A serious motorcycle accident had left her needing treatment well beyond the North Vietnamese hospital she was in, but her family could not afford to help and she'd been away too long to get ACC funding. Hoping for $200 to get her to a better hospital, they ended up raising $14,000 in only four days.
''That was the first time I really saw the power of networking in a small country,'' says Whitaker. ''People were contacting her via Facebook, emailing her, and sharing what was happening with others. They could see this was a real person in real need in real time and they were able to do something about it very quickly.''
The potential of her website seems huge. Since 2008, Givealittle has raised $8 million, and its growth has accelerated hugely since Telecom came on board. Having averaged about $50,000 a month, the last quarter saw that figure leap to $600,000.

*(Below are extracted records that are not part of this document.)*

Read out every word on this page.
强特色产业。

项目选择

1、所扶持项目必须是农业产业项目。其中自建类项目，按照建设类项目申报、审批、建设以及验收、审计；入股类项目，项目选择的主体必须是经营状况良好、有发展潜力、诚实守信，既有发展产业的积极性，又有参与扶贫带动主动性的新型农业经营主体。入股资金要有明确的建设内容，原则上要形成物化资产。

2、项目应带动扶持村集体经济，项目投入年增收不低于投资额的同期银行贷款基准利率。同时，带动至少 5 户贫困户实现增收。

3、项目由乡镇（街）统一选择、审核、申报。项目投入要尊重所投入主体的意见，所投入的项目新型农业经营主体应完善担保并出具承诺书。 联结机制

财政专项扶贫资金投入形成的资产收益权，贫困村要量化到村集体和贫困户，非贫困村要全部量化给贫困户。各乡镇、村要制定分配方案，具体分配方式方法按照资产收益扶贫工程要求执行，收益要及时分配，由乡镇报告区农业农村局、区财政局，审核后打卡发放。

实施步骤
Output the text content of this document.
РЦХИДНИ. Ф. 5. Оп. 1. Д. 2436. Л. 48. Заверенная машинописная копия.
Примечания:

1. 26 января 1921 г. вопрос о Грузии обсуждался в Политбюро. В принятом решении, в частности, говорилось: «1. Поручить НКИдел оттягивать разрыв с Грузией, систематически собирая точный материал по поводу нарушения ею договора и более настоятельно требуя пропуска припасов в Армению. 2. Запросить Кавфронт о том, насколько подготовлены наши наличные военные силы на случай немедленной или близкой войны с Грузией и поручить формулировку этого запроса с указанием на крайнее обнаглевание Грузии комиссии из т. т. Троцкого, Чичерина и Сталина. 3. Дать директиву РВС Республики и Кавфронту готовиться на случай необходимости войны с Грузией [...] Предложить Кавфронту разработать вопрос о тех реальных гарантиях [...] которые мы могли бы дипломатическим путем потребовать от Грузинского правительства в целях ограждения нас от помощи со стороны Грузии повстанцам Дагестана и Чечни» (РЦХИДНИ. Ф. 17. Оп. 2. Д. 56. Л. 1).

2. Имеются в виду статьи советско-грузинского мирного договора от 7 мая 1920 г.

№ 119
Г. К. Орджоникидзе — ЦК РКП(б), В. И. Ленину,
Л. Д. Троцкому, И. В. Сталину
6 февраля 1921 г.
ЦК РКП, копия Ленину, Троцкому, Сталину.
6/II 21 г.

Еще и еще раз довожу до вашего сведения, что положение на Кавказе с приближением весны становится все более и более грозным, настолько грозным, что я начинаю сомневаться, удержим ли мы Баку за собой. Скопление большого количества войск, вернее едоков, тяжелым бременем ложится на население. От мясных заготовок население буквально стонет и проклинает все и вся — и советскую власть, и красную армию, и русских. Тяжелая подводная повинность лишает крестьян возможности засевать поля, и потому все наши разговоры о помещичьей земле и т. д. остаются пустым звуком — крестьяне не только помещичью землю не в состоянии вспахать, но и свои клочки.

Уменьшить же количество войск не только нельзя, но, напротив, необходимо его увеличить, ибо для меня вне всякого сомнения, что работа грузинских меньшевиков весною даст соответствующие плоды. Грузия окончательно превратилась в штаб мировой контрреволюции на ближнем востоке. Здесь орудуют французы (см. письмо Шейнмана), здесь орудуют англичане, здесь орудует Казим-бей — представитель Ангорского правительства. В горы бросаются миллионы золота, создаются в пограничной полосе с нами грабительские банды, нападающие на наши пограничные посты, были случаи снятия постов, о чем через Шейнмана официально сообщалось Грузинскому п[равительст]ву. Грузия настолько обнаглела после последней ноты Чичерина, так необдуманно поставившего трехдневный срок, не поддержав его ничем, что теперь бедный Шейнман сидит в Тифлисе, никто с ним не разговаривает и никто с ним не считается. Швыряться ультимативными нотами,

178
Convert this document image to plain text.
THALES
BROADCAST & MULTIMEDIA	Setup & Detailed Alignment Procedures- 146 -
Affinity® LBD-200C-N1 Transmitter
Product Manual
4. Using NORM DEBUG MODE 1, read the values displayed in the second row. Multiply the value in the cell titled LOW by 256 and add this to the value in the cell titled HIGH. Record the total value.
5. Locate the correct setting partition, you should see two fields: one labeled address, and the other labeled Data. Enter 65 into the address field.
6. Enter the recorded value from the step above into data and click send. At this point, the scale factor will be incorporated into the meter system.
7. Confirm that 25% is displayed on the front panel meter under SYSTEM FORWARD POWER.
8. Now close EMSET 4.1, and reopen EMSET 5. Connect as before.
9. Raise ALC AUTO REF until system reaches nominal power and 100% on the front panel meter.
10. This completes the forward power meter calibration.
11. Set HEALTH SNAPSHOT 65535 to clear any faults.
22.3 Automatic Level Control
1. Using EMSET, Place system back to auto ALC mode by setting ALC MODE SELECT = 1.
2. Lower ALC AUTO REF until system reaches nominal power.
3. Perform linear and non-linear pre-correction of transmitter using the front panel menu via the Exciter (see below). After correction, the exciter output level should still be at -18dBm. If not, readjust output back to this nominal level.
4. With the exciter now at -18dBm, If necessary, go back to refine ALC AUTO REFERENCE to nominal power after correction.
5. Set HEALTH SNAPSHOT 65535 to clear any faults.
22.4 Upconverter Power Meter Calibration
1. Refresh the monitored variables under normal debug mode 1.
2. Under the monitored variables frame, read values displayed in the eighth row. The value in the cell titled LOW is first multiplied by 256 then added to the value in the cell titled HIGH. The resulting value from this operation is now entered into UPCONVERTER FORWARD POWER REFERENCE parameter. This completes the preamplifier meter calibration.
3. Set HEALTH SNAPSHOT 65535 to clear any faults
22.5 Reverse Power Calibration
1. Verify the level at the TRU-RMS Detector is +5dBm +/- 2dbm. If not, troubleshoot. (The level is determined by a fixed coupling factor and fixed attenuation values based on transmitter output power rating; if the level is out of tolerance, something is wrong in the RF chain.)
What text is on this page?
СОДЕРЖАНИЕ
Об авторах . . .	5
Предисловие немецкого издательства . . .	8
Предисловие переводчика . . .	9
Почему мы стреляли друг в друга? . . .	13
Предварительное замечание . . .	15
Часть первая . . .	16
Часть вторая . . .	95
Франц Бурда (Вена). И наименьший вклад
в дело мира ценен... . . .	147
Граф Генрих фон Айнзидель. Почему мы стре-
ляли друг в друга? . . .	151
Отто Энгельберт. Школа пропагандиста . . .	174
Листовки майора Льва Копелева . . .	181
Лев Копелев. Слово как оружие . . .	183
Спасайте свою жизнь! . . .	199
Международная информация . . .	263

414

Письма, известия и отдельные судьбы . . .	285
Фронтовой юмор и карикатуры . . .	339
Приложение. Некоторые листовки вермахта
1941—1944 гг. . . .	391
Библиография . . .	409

''At the end of the day we're just a tool,'' says Whitaker (29), ''one that has literally changed lives and I've seen that there is a definite knock-on effect from such successes. People have got lifesaving operations or drugs and they are all stories that are real and current, but they are also stories where failure can mean the difference between life and death. But we can't market individual cases. Aside from trying to make sure no-one is being mislead, we remain neutral. Our intent is simply to create a healthy ecosystem for people who want to give money away and the people who need it.''
Hmm, sounds like there's a book in that. Who's with me?